Ishmael lumbered or shambled or shuffled over to the bookcase and returned with an historical atlas, which he handed to me open to a map of Europe and the Near East in 8500 B.C. A blade like a hand sickle very nearly cut the Arabian peninsula away from the rest. The words Incipient Agriculture made it clear that the sickle blade enclosed the Fertile Crescent. A handful of dots indicated sites where early farming implements had been found.

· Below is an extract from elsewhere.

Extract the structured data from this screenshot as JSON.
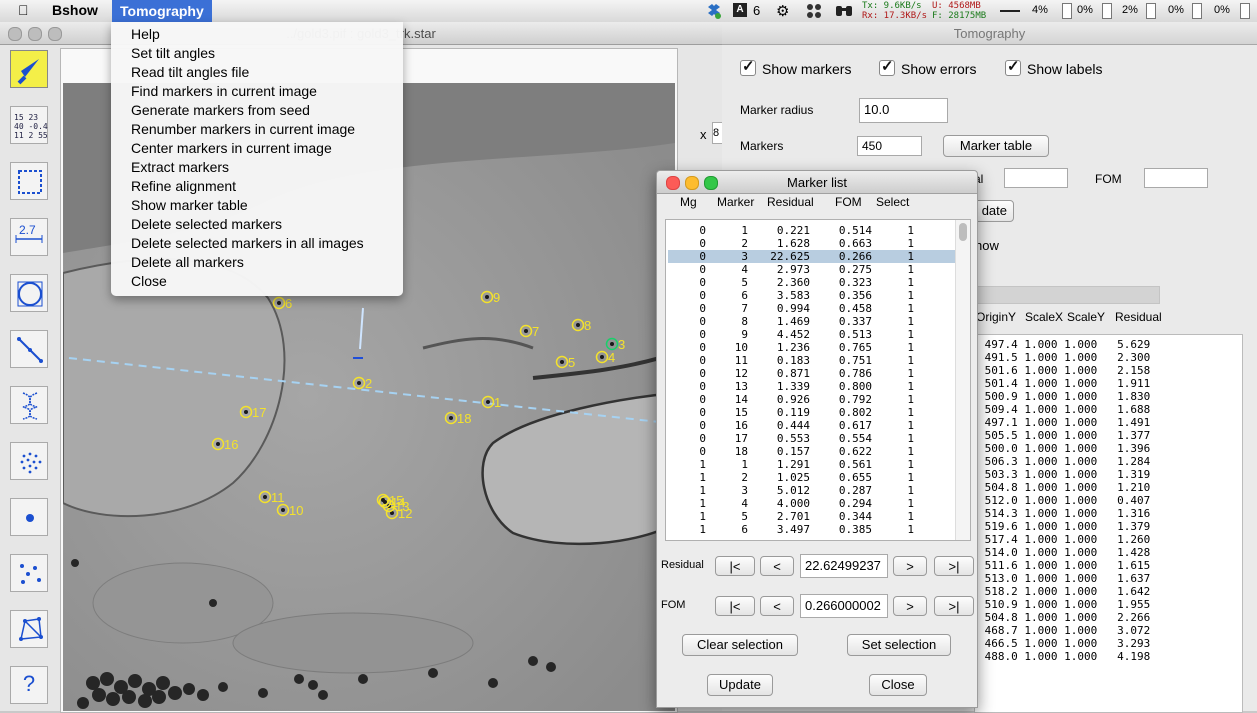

“This map, I feel, gives a false impression,” Ishmael said, “though it was not an intended impression. It gives the impression that the agricultural revolution took place in an empty world. This is why I prefer my own map.” He opened his pad and showed it to me.

“As you see, this shows the situation five hundred years later. The agricultural revolution is well under way. The area in which farming is taking place is indicated by these hen-scratches.” Using a pencil as a pointer, he indicated the area between the Tigris and the Euphrates. “This, of course, is the land between the rivers, the birthplace of the Takers. And what do you suppose all these dots represent?”

“Leaver peoples?”

“Exactly. They’re not designed as a statement about population density. Nor are they intended to indicate that every available stretch of land was inhabited by some Leaver people. What they indicate is that this was far from being an empty world. Do you see what I’m showing you?”

“Well, I think so. The land of the Fall lay within the Fertile Crescent and was surrounded by nonagriculturalists.”

“Yes, but I’m also pointing out that at this time, at the beginning of your agricultural revolution, these early Takers, the founders of your culture, were unknown, isolated, unimportant. The next map in that historical atlas is four thousand years later. What would you expect to see on it?”

“I’d expect to see that the Takers have expanded.”

He nodded, indicating that I should turn the page. Here a printed oval, labeled Chalcolithic Cultures, with Mesopotamia at its center, enclosed the whole of Asia Minor and all the land to the north and east as far as the Caspian Sea and the Persian Gulf. The oval extended southward as far as the entrance to the Arabian peninsula, which was a cross-hatched area labeled Semites.

“Now,” Ishmael said, “we have some witnesses.”

“How so?”

“The Semites were not eyewitnesses to the events described in chapter three of Genesis.” He drew a small oval in the center of the Fertile Crescent. “Those events, cumulatively known as the Fall, took place here, hundreds of miles north of the Semites, among an entirely different people. Do you see who they were?”